The Estate of Cohen, 66 Cal.App.2d 450 [152 P.2d 485] is relied upon by the attorney and the “heir chaser” in support of their position. The judicial views as expressed in Estate of Cohen, when such conclusions are based upon facts as stated in that opinion, must be approved. In that case decedent died in 1938. A genealogist after considerable work located a sister of decedent approximately 28 months later and obtained from her an assignment of 30 per cent of whatever

*21amount might be recovered in consideration of revealing to the sister the funds and assets which she subsequently obtained. The assignment was duly filed with the county clerk of the county in which the probate proceedings were pending in accordance with the provisions of Probate Code, sections 530, 530.1. (See present Prob. Code, § 1021.1.) In the Estate of Cohen, the record does not disclose that any arrangements were made by the designated genealogist or “heir hunter,” with an heir, devisee or legatee on the subject of arrangements to select an attorney for the heir. There, negotiations with the “heir hunter” were conducted by the heir’s two adult sons and an attorney of her own selection. This court stated at pages 456-457 that “the evidence definitely shows that prior to and at the time of the execution of the assignment he not only informed those acting for appellant that he could not select a lawyer for her, but that he expressly refused so to do; furthermore the record shows that throughout the probate proceedings appellant was represented in and out of this state by attorneys of her own selection.” In the Cohen case the agreement offered to the court for approval was made a part of the record; it was not invalid “as being repugnant to good morals and against public policy ...” The distinction made in Estate of Butler, supra, p. 649, with respect to Estate of Cohen applies with equal force to the present ease. The purpose of the Probate Code sections is to protect heirs from professional “heir chasers.” (Estate of Lund, 65 Cal.App.2d 151 [150 P.2d 211].) The legal principles set forth in Estate of Butler, supra, are indeed guideposts leading to safety zones for the protection of “heirs” from “heir chasers.”

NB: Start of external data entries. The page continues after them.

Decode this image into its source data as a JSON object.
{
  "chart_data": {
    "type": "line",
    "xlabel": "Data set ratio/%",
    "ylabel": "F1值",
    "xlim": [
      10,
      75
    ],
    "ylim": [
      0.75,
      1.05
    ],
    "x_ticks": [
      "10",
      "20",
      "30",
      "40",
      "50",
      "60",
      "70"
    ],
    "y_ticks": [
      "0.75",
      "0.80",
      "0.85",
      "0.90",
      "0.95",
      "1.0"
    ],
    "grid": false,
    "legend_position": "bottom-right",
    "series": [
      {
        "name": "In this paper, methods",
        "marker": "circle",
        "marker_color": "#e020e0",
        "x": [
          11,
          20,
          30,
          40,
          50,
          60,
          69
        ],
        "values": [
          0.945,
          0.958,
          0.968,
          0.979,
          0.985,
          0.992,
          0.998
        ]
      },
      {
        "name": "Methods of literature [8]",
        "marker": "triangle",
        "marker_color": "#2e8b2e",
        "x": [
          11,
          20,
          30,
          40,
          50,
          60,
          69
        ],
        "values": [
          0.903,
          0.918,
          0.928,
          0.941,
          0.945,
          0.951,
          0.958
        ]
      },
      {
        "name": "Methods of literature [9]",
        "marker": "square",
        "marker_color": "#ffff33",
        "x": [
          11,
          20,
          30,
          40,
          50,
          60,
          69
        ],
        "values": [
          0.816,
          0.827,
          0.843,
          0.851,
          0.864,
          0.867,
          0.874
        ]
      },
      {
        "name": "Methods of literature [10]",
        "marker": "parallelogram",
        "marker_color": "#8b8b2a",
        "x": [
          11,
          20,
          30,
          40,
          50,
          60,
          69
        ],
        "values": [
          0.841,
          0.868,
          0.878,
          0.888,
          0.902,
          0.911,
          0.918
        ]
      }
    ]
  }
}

The frame designed by the “heir chaser” does not fit the picture developed from the filed record and the evidence. No question is raised other than the propriety of the $4,000 “fee. ” That item should be stricken from the probate court’s order.

Petitions for a rehearing or for a modification were denied May 12, 1948, and additional opinions filed.*

Respondent’s petition for a hearing by the Supreme Court was denied June 10, 1948. Schauer, J., voted for a hearing.

The opinions are printed post, p. 816.